I have no intention of making any comfortable political and social comments. The difficulty of loving your enemy, while engaging in war against them remains a huge challenge. Can they be reconciled?
What I can say is that the words of Peter in Acts chapter 11, verses 1-18 are very apposite for us on the eve of the day that we remember those who died in war, the people who returned, and their families who lived with loss and suffering.
Peter was criticised for eating with the uncircumcised men – the unclean.
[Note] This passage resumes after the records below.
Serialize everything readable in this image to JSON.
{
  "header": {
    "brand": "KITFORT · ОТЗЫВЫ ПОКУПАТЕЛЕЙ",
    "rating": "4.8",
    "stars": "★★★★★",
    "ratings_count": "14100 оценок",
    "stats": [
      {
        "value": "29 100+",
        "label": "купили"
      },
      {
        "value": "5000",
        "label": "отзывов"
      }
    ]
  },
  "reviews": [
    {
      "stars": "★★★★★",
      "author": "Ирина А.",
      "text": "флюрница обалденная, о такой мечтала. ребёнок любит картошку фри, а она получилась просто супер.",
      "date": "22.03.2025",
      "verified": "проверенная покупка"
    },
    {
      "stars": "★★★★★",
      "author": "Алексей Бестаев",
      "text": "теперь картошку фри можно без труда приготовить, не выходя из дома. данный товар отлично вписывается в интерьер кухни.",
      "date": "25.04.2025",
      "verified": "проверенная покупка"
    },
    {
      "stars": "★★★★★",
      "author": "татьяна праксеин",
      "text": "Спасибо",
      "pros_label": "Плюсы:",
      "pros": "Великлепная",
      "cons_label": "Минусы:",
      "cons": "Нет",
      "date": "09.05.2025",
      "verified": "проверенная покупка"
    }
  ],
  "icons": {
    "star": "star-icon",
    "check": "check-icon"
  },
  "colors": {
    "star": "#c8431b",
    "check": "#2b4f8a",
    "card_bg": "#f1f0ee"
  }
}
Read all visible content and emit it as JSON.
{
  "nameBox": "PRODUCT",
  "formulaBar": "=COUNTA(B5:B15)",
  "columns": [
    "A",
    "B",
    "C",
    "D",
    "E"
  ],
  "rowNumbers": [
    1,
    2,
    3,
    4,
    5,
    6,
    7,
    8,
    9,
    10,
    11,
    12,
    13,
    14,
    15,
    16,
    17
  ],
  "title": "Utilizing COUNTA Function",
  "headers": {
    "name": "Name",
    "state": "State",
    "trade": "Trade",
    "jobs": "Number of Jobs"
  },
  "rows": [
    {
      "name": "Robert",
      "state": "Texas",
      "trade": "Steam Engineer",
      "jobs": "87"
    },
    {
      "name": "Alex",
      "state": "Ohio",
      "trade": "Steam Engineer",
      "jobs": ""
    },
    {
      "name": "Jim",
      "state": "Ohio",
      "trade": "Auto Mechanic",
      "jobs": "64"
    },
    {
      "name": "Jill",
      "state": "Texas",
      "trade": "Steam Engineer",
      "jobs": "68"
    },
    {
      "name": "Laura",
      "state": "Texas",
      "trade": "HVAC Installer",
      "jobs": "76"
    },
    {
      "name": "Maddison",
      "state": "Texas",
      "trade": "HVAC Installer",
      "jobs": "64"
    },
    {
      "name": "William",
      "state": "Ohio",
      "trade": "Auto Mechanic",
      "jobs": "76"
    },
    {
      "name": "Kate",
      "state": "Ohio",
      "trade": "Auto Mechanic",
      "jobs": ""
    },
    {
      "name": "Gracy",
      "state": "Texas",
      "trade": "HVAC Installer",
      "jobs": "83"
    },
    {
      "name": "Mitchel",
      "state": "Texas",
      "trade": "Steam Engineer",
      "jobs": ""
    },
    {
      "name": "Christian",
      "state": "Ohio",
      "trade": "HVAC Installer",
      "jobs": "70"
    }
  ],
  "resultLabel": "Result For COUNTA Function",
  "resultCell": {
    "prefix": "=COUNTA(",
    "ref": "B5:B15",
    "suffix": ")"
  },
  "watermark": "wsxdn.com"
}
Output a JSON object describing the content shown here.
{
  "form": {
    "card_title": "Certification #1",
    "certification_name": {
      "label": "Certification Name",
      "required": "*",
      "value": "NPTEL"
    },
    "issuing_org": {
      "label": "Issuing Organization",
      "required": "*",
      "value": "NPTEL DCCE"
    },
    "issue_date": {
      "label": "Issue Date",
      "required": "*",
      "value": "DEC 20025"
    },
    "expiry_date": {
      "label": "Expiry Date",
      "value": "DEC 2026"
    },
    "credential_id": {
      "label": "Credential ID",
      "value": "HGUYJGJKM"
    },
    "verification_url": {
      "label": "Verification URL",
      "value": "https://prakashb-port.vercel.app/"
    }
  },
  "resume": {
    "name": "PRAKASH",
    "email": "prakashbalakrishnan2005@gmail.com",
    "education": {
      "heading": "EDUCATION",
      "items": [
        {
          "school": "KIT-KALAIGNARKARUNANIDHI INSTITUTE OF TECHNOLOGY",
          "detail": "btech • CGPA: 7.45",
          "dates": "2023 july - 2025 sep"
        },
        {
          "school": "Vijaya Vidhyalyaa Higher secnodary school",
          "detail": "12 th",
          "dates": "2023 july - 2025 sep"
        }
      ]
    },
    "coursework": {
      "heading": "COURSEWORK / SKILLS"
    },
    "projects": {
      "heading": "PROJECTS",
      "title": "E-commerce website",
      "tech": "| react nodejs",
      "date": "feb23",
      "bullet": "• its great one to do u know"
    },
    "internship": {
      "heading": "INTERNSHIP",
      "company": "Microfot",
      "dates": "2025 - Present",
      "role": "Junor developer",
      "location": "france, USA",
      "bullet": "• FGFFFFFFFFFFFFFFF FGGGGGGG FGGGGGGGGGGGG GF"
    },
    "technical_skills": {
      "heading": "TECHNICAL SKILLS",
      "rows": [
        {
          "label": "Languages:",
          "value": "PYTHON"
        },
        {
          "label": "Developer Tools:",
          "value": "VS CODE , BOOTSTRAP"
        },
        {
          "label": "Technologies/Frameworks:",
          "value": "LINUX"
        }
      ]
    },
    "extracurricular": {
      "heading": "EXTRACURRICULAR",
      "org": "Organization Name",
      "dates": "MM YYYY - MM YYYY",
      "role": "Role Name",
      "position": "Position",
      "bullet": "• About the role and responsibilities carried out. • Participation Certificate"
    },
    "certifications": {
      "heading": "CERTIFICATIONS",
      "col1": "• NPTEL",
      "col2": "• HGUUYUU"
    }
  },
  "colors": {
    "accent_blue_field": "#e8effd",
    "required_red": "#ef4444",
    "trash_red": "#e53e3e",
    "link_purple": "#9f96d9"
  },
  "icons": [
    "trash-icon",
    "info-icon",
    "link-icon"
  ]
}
In the Judaism of the day, that was a taboo act. But his response was that the Lord had baptized the unclean with the Holy Spirit. In that way the unclean had been given the same gift as God had given to those who believed in Jesus.
Peter showed great courage in refusing to obey the taboo of eating with the unclean. He also showed great courage in being compassionate towards those who were other, in this case, Gentiles.
While we honour those who have died or suffered as a result of war – we seek courage in our day to embody the way of Jesus, the way the gospel. Those who faced the invasion of Belgium in 1914 and the threat to civilised society represented by Hitler and the Nazi regime in the years leading up to 1939 (armed with the knowledge of the time – not what we know today) had to decide what they must do to oppose that threat.
How in our day do we honour those who have served, died and suffered in war?
We must decide what the Jesus way means for each of us, individually, as Christians. We can always decide, as Peter did, to break a taboo. We can decide to be compassionate.
Post script
After the service on 24 April I had a conversation with a community member. He told me he had been a Conscientious Objector. But also that he was a Padre with the RSA, and the RSA supported him in that appointment even though he was a Conscientious Objector.
The institution, not the individual.
[A1]NZ soldiers were involved in helping repel Turkish soldiers from the Suez Canal area in February 1915.